Le temps est suspendu, en tout cas différent. Il semble s’étirer mais s’accélère aussi bien. Cependant de quel temps parlons-nous ici, celui de la séance analytique ou celui du confinement ?
Notre monde pressé fait une pause, il retient son souffle. Il est pourtant bousculé comme jamais. Ça tangue, ça chuchote, ça hurle. Un silence inhabituel s’est abattu sur la ville. On ignore combien de temps durera la parenthèse.
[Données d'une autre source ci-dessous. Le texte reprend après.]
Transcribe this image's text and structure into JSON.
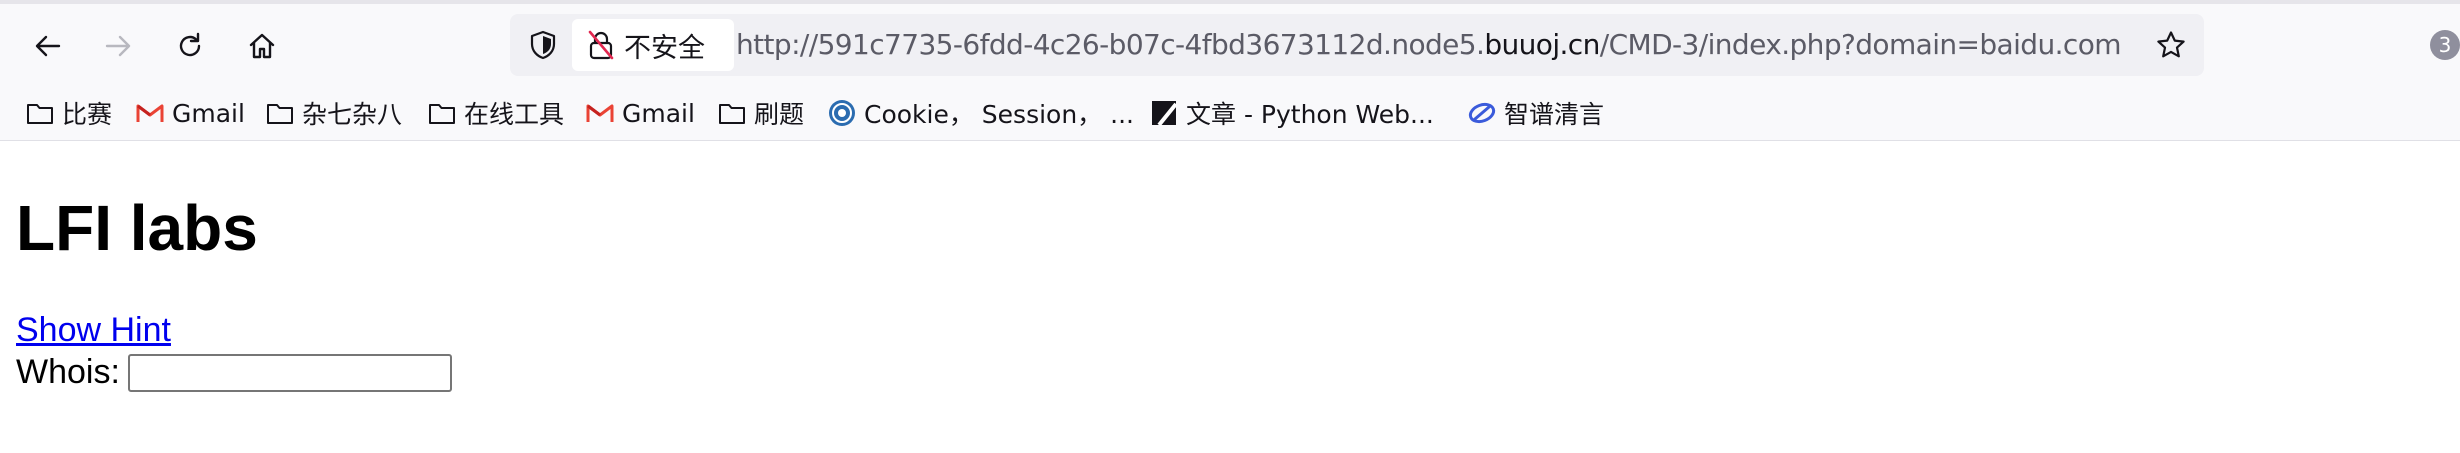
{
  "browser": {
    "insecure_label": "不安全",
    "url": {
      "prefix": "http://591c7735-6fdd-4c26-b07c-4fbd3673112d.node5.",
      "domain": "buuoj.cn",
      "suffix": "/CMD-3/index.php?domain=baidu.com"
    },
    "extension_badge": "3",
    "colors": {
      "toolbar_bg": "#f9f9fb",
      "urlbar_bg": "#f0f0f4",
      "url_dim": "#5b5b66",
      "gmail_red": "#ea4335",
      "zhipu_blue": "#3b5bdb"
    }
  },
  "bookmarks": [
    {
      "label": "比赛",
      "icon": "folder-icon"
    },
    {
      "label": "Gmail",
      "icon": "gmail-icon"
    },
    {
      "label": "杂七杂八",
      "icon": "folder-icon"
    },
    {
      "label": "在线工具",
      "icon": "folder-icon"
    },
    {
      "label": "Gmail",
      "icon": "gmail-icon"
    },
    {
      "label": "刷题",
      "icon": "folder-icon"
    },
    {
      "label": "Cookie，  Session，  ...",
      "icon": "site-icon"
    },
    {
      "label": "文章 - Python Web...",
      "icon": "zhihu-slash-icon"
    },
    {
      "label": "智谱清言",
      "icon": "zhipu-icon"
    }
  ],
  "page": {
    "title": "LFI labs",
    "hint_link": "Show Hint",
    "whois_label": "Whois:",
    "whois_value": "",
    "whois_placeholder": ""
  }
}
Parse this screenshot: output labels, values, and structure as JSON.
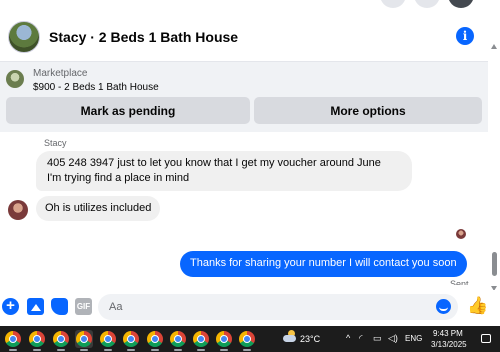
{
  "header": {
    "title": "Stacy · 2 Beds 1 Bath House"
  },
  "marketplace": {
    "label": "Marketplace",
    "listing": "$900 - 2 Beds 1 Bath House",
    "pending_button": "Mark as pending",
    "options_button": "More options"
  },
  "messages": [
    {
      "sender": "Stacy",
      "line1": "405 248 3947 just to let you know that I get my voucher around June",
      "line2": "I'm trying find a place in mind"
    },
    {
      "text": "Oh is utilizes included"
    },
    {
      "text": "Thanks for sharing your number I will contact you soon",
      "status": "Sent"
    }
  ],
  "composer": {
    "placeholder": "Aa",
    "gif_label": "GIF",
    "plus_label": "+"
  },
  "taskbar": {
    "temperature": "23°C",
    "language": "ENG",
    "time": "9:43 PM",
    "date": "3/13/2025",
    "tray_caret": "^",
    "app_count_visible": 11
  },
  "colors": {
    "accent": "#0866ff",
    "bubble_incoming": "#f0f0f0",
    "taskbar": "#1c1c1c"
  }
}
Une parenthèse dans le tourbillon du monde, n’est-ce pas justement ce que nous disons de la séance analytique ? En ces jours de confinement, la séance s’inscrit donc dans la parenthèse de la parenthèse et peu importe le mode sur lequel la parole s’y déroule. Moment précieux, où chaque analysant, hors du cabinet, s’efforce de s’isoler pour parler du plus intime à son analyste. C’est parfois compliqué quand on vit à plusieurs dans un minuscule appartement. D’aucuns s’ingénient à trouver une solution quand la réalité psychique n’attend pas. D’une séance à l’autre un continuum se fait entendre.
Une analysante fait des rêves à foison ; la scansion de l’analyste permet d’en isoler un qui fait résonner un signifiant-maître ; la voilà surprise. Une autre découvre qu’elle est moins angoissée depuis qu’elle est enfermée chez elle, obligée de cesser cette hyperactivité qu’elle croyait être un antidote à son angoisse. Heureuse contingence. Une fenêtre vient de s’ouvrir sur un espace inconnu d’elle jusque-là. Certains, comme si de rien n’était, poursuivent leur analyse tambour battant, tel cet homme, pris dans les affres d’une passion amoureuse douloureuse et qui se sent « noyé dans une mare de trois centimètres d’eau ». Il suffoque ; l’analyse lui permet de reprendre son souffle.
Sophie, elle, voudrait faire une pause dans son analyse, profiter de ce temps de confinement pour « refermer des portes ». Elle sait qu’il va lui falloir « tenir sur la durée » dans son appartement parisien et elle est « sur le mode défense ». Après sa dernière séance (au téléphone), elle s’est sentie angoissée au cours du dîner quand une pensée coupable lui est revenue. Une pensée coupable qui concerne son mari à qui elle avait menti par omission il y a quelques années. Elle veut chasser cette pensée qui est revenue avec fracas. Elle se sent capable de la mettre à distance et cela lui paraît spécialement important dans ce moment de confinement où elle a besoin de toutes ses forces. Elle a d’ailleurs fait un rêve qui lui indique ce dont elle a besoin ces temps-ci : elle se trouve dans un vaste appartement qui donne sur un jardin ; elle se sent un peu jalouse de l’amie à qui semble appartenir ce lieu somptueux et dont la vue la ravit. Elle ouvre la fenêtre, il y a plein de fleurs, c’est magnifique. C’est tout ce qu’elle voudrait, ouvrir une fenêtre sur un jardin. Il lui faut des images comme celle-ci, mais point de pensées coupables, ni d’angoisse.
Désangoisser mais ne pas déculpabiliser, nous conseille Lacan. « Cette culpabilité vise votre mère. Laissez ouverte la fenêtre de votre analyse. »
Sophie se rappelle son angoisse d’enfant, lorsqu’elle imaginait que sa mère savait tout de ses pensées. « Je me sentais transparente, j’étais obligée de tout lui dire, je ne pouvais pas avoir de jardin secret ».
« Voilà le jardin du rêve ! » scande l’analyste. J’entends rire Sophie. L’analyse est relancée. « Rendez-vous mardi ».
Où qu’elle ait lieu, la séance analytique est cette fenêtre ouverte sur l’autre scène. L’inconscient vous surprend quand il veut, dès qu’il le peut. Derrière cette fenêtre se tient le réel.